Written by anon. and edited by Yaron Gu
June is one of my favourite times of the year in Sydney. The city and its people come alive with flags raised high above heads and colours decorating the corners of bland streets and buildings. Even a small rainbow sticker is exciting, or a keychain on a backpack, or a bracelet on an exposed wrist. No other month can evoke the feelings that June does: pride, love, belonging, excitement, power.
But despite the ecstatic energy all around, not all can share these feelings. Some remain living in unsafe anti-LGBTQ+ homes and countries, battling between the desire of self-expression and concealment. I came to Sydney with the excitement of finally being able to truly live. No family or friends I knew to spew homophobic comments that I had to feign agreement with. Yet despite living here for more than a year, these ideologies still linger internally. Don’t cross your legs; don’t wear bright colours; don’t dye your hair; don’t limp your wrists. Don’t be feminine, sentimental, or expressive. Don’t be gay. Be the straight stoic man society needs you to be, or you’ll burn in Hell.

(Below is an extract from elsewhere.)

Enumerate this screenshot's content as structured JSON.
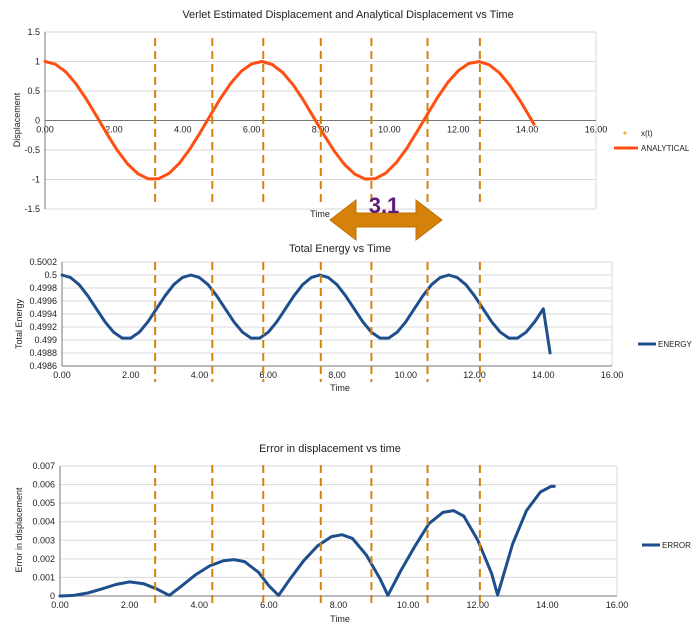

And mostly, I was. I remember the middle school night I looked up “How can I be more masculine?”. All I had to do was manspread, speak loudly, and be devoid of emotion. Just follow the actions this article suggests and you will not be killed for being who you are.
I’d like to believe that I’ve grown at least a little since then. Now, I allow myself to feel some comfort while studying in Australia, a country ranked as one of the most LGBTQ+ safe countries worldwide. But I am still impacted by the actions I’ve taken to fit in – to survive – in a society that inherently did not want me. I am still wary of the pitch of my voice, the movements of my hands as I speak, and the way I stand. I am still nervous around people of my background, worrying if they suspect anything about my sexuality. I am still afraid of using gay dating apps, paranoid that people back home might find out. I am still riddled with anxiety as I decide my livelihood after graduation: go back home, or immigrate somewhere safer completely alone.
It’s all bittersweet really. I love seeing queer people happy in a society that largely allows them to be themselves. It feels comforting seeing people like me speak confidently of their partners and bond over experiences that only other queer people would understand. But I also envy them and their supportive families, their openness about their sexuality, their ability to confront a bigot and stand for their beliefs without fear of ‘outing’ themselves. I envy the fact that the universe allowed them the privilege of being born someplace safe while it shoved me to the side and left me to fend for myself. And maybe it’s selfish to think this way. But after countless nights of praying to a God to fix me, and tears over why I wasn’t like the other kids at school, maybe I deserve to be a little selfish. Still, I do also have some privileges. Whilst just a fleeting few years, at least I can study in a country where I am safe.
Maybe after all the sadness in this piece, it deserves a twist and a happy conclusion. But not all of us can be characters in a movie like “Love, Simon”. So this piece goes out to those who have struggled with experiences similar to the ones described here, who remain stuck unable to live their true selves. Whether you believe in hope or not, I hope someday, somehow, you and I will be able to express our real colours and soar with the wings we have had to keep chained for so long.